Son compagnon, Abdelkarim B., 41 ans, avait quitté la France pour l'Algérie avec leur fille de 15 mois avant d'y être arrêté le 27 avril. Il est depuis en détention provisoire. Il avait été condamné à Nantes en 2019 à une peine avec sursis pour des violences conjugales sur une précédente compagne. Il est présenté comme le principal suspect et garde le silence. Il n'a pas été jugé et bénéficie de la présomption d'innocence.
Ce que demande Nathalie Rousseau est plus étroit qu'il n'y paraît. Elle a dit ne plus espérer retrouver sa fille vivante. Ce qu'elle veut, ce sont des informations : savoir si le suspect est seulement interrogé, et ce que l'enquête algérienne a établi. Elle affirme que rien ne lui parvient et que cette ignorance est devenue une souffrance quotidienne. Elle redoute aussi qu'il soit remis en liberté et réclame la garde de leur fille, aujourd'hui confiée à ses grands-parents en Algérie.
L'obstacle est structurel plus qu'il ne relève d'une indifférence. La France n'extrade pas ses ressortissants et l'Algérie non plus, et lorsqu'un suspect est détenu de l'autre côté de cette ligne, un dossier français dépend de la coopération judiciaire et non des enquêteurs français.

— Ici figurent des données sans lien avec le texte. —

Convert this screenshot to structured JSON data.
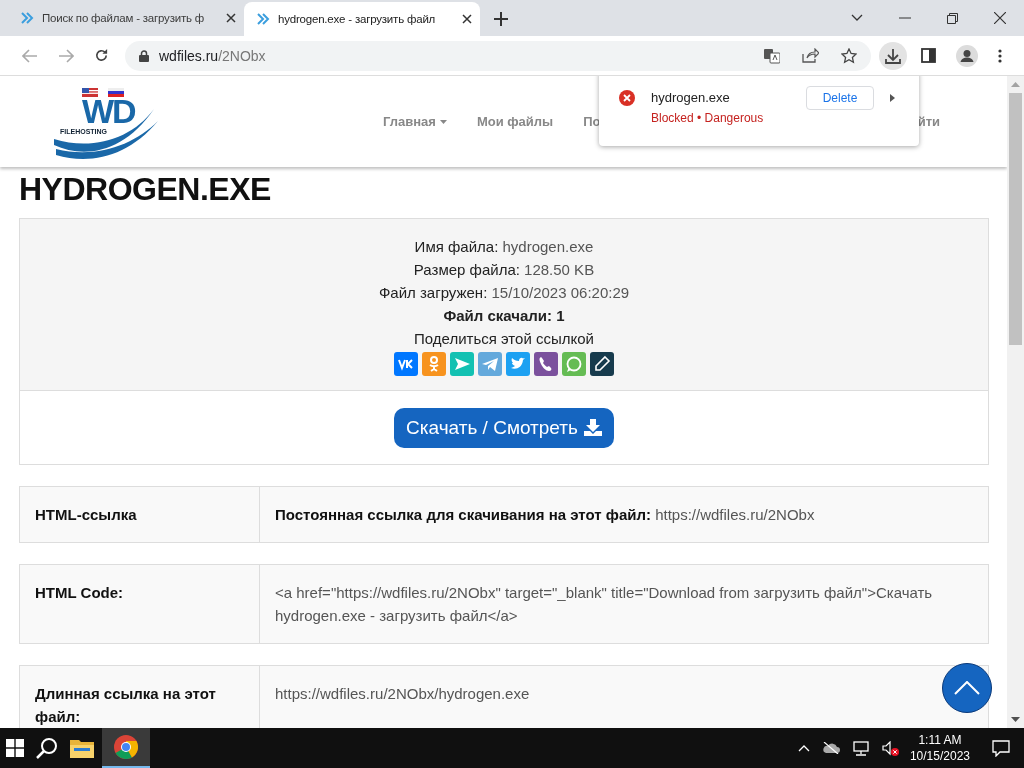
{
  "browser": {
    "tabs": [
      {
        "title": "Поиск по файлам - загрузить ф",
        "selected": false
      },
      {
        "title": "hydrogen.exe - загрузить файл",
        "selected": true
      }
    ],
    "url_host": "wdfiles.ru",
    "url_path": "/2NObx"
  },
  "download_popup": {
    "file": "hydrogen.exe",
    "status": "Blocked • Dangerous",
    "button": "Delete"
  },
  "site": {
    "logo": "WD",
    "logo_subtitle": "FILEHOSTING",
    "nav": [
      {
        "label": "Главная",
        "dropdown": true
      },
      {
        "label": "Мои файлы",
        "dropdown": false
      },
      {
        "label": "По",
        "dropdown": false
      },
      {
        "label": "йти",
        "dropdown": false
      }
    ]
  },
  "page": {
    "title": "HYDROGEN.EXE",
    "info": [
      {
        "kind": "pair",
        "label": "Имя файла:",
        "value": "hydrogen.exe"
      },
      {
        "kind": "pair",
        "label": "Размер файла:",
        "value": "128.50 KB"
      },
      {
        "kind": "pair",
        "label": "Файл загружен:",
        "value": "15/10/2023 06:20:29"
      },
      {
        "kind": "bold",
        "label": "Файл скачали: 1"
      },
      {
        "kind": "plain",
        "label": "Поделиться этой ссылкой"
      }
    ],
    "download_button": "Скачать / Смотреть",
    "rows": [
      {
        "label": "HTML-ссылка",
        "value_label": "Постоянная ссылка для скачивания на этот файл:",
        "value": "https://wdfiles.ru/2NObx"
      },
      {
        "label": "HTML Code:",
        "value": "<a href=\"https://wdfiles.ru/2NObx\" target=\"_blank\" title=\"Download from загрузить файл\">Скачать hydrogen.exe - загрузить файл</a>"
      },
      {
        "label": "Длинная ссылка на этот файл:",
        "value": "https://wdfiles.ru/2NObx/hydrogen.exe"
      }
    ]
  },
  "taskbar": {
    "time": "1:11 AM",
    "date": "10/15/2023"
  }
}
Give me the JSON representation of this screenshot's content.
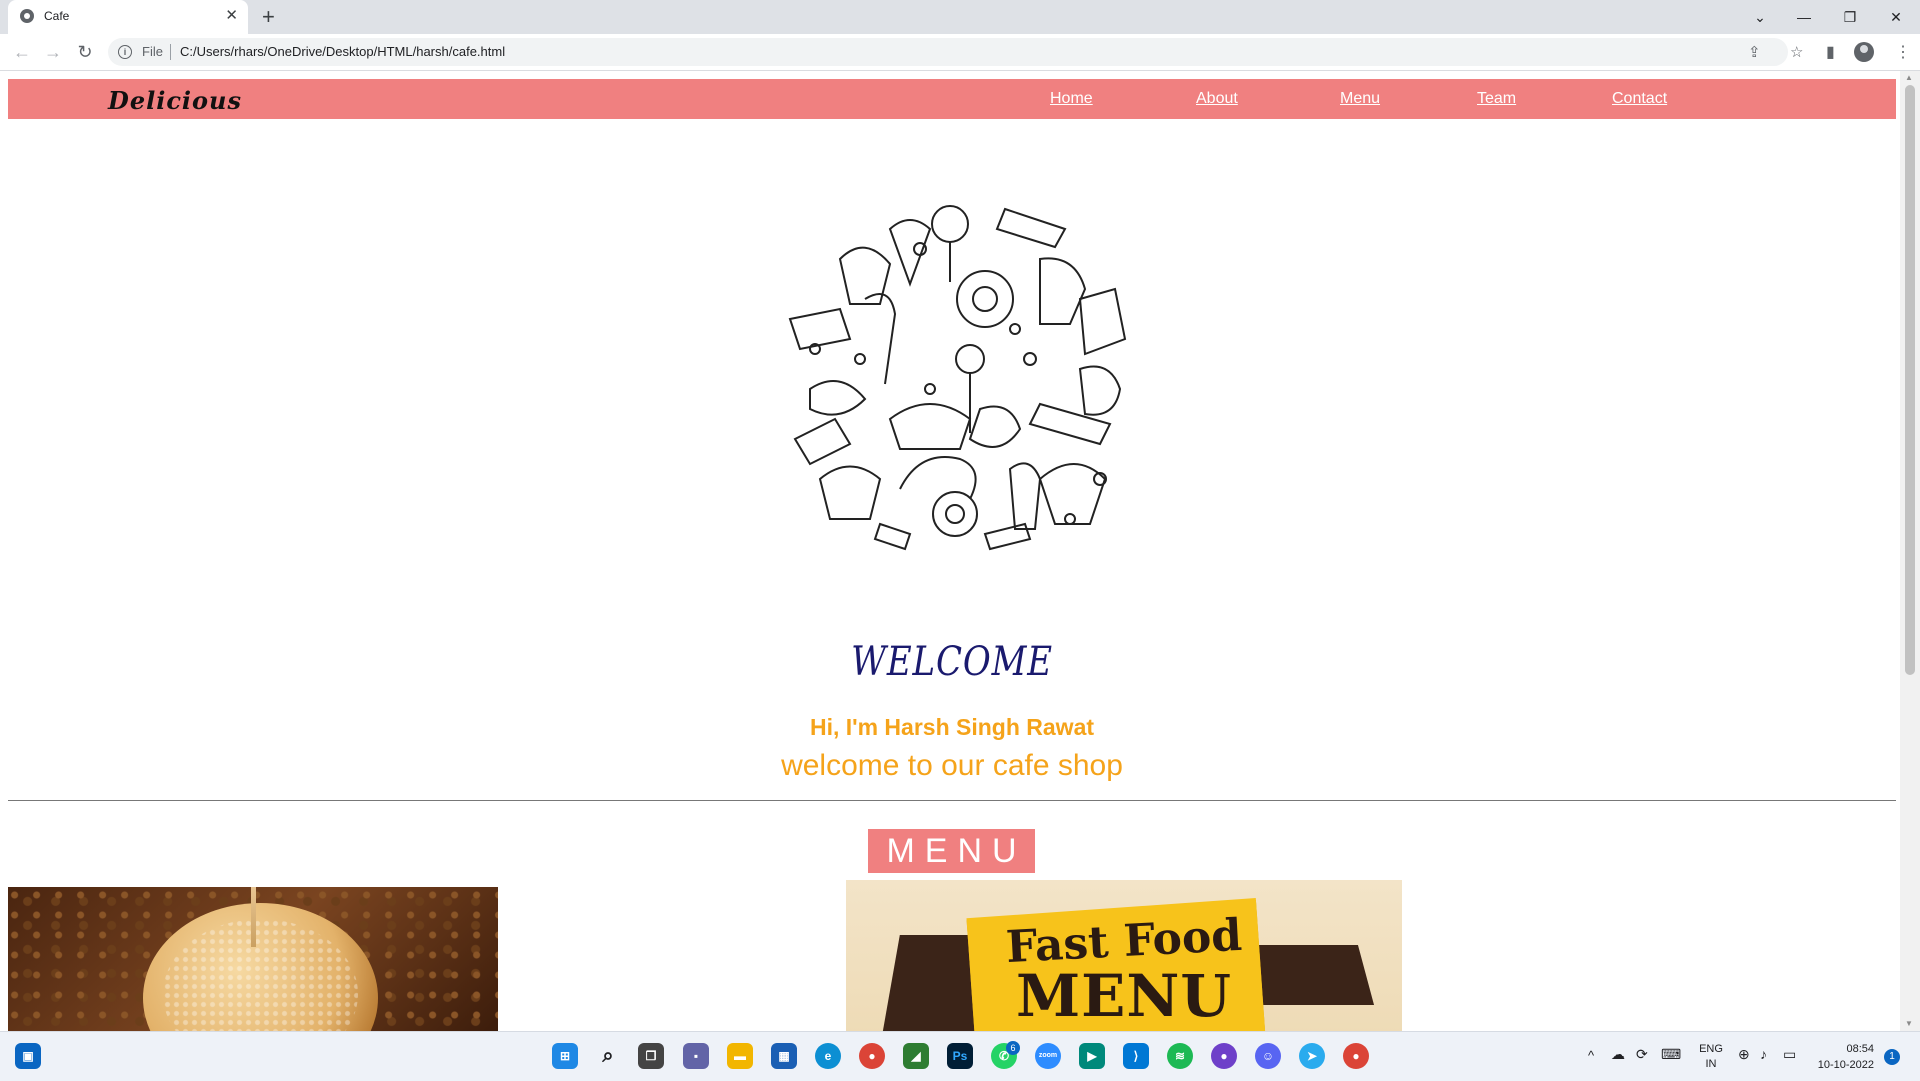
{
  "browser": {
    "tab_title": "Cafe",
    "new_tab": "+",
    "file_label": "File",
    "url": "C:/Users/rhars/OneDrive/Desktop/HTML/harsh/cafe.html"
  },
  "site": {
    "brand": "Delicious",
    "nav": [
      "Home",
      "About",
      "Menu",
      "Team",
      "Contact"
    ],
    "welcome": "WELCOME",
    "intro": "Hi, I'm Harsh Singh Rawat",
    "tagline": "welcome to our cafe shop",
    "menu_heading": "MENU",
    "menu_image": {
      "line1": "Fast Food",
      "line2": "MENU"
    }
  },
  "taskbar": {
    "whatsapp_badge": "6",
    "zoom_label": "zoom",
    "lang_line1": "ENG",
    "lang_line2": "IN",
    "time": "08:54",
    "date": "10-10-2022",
    "notification_count": "1"
  },
  "colors": {
    "nav_bg": "#f08080",
    "accent_orange": "#f5a31a",
    "welcome_navy": "#1a1a6e"
  }
}
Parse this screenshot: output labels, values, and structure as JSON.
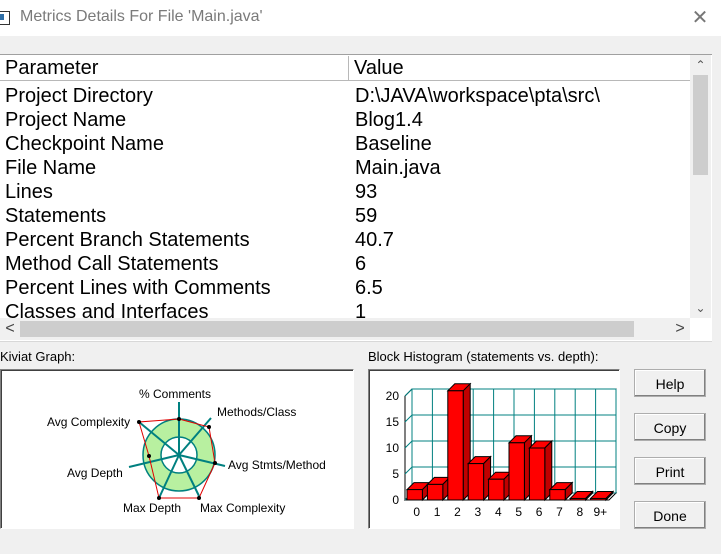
{
  "window": {
    "title": "Metrics Details For File 'Main.java'",
    "close_glyph": "✕"
  },
  "table": {
    "headers": [
      "Parameter",
      "Value"
    ],
    "rows": [
      [
        "Project Directory",
        "D:\\JAVA\\workspace\\pta\\src\\"
      ],
      [
        "Project Name",
        "Blog1.4"
      ],
      [
        "Checkpoint Name",
        "Baseline"
      ],
      [
        "File Name",
        "Main.java"
      ],
      [
        "Lines",
        "93"
      ],
      [
        "Statements",
        "59"
      ],
      [
        "Percent Branch Statements",
        "40.7"
      ],
      [
        "Method Call Statements",
        "6"
      ],
      [
        "Percent Lines with Comments",
        "6.5"
      ],
      [
        "Classes and Interfaces",
        "1"
      ]
    ]
  },
  "scrollbars": {
    "up": "⌃",
    "down": "⌄",
    "left": "<",
    "right": ">"
  },
  "kiviat": {
    "label": "Kiviat Graph:",
    "axes": [
      "% Comments",
      "Methods/Class",
      "Avg Stmts/Method",
      "Max Complexity",
      "Max Depth",
      "Avg Depth",
      "Avg Complexity"
    ],
    "colors": {
      "ring": "#b8f0a0",
      "spokes": "#008080",
      "polygon": "#e00000"
    }
  },
  "histogram": {
    "label": "Block Histogram (statements vs. depth):",
    "bar_color": "#ff0000"
  },
  "chart_data": {
    "type": "bar",
    "categories": [
      "0",
      "1",
      "2",
      "3",
      "4",
      "5",
      "6",
      "7",
      "8",
      "9+"
    ],
    "values": [
      2,
      3,
      21,
      7,
      4,
      11,
      10,
      2,
      0,
      0
    ],
    "ylim": [
      0,
      20
    ],
    "yticks": [
      "0",
      "5",
      "10",
      "15",
      "20"
    ],
    "grid": true
  },
  "buttons": {
    "help": "Help",
    "copy": "Copy",
    "print": "Print",
    "done": "Done"
  }
}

Cela signifie des commissions rogatoires internationales envoyées depuis Nantes et honorées quand l'autorité destinataire le décide, à un rythme fixé à l'étranger. Les familles ne sont pas parties à cet échange et n'apprennent en général ni qu'une demande a été transmise ni ce qu'elle est devenue, ce qui explique qu'un dossier puisse être travaillé et parfaitement silencieux en même temps.
La demande politique est donc réelle, mais bornée. Un président ne dirige pas une enquête algérienne. Ce que l'Élysée et le Quai d'Orsay peuvent faire, c'est porter un dossier précis à un niveau où il est vu, à un moment où la relation entre Paris et Alger est tendue depuis un certain temps et où les affaires consulaires et judiciaires s'y trouvent régulièrement prises. Savoir si cela débloque ou raidit la réponse relève d'une appréciation que les diplomates français font au cas par cas, et c'est la raison pour laquelle ces démarches se mènent souvent discrètement plutôt qu'en public.
En France, le dossier n'est pas resté sans mouvement. Plus de 300 personnes ont participé à une battue citoyenne dans le secteur, et des éléments relevés à cette occasion ont été envoyés en analyse. Voilà l'état des choses : une enquête ouverte pour meurtre et enlèvement à Nantes, un suspect détenu à environ 1 500 kilomètres, une enfant en bas âge chez ses grands-parents, et une famille qui attend depuis quatre mois qu'on lui dise quelque chose.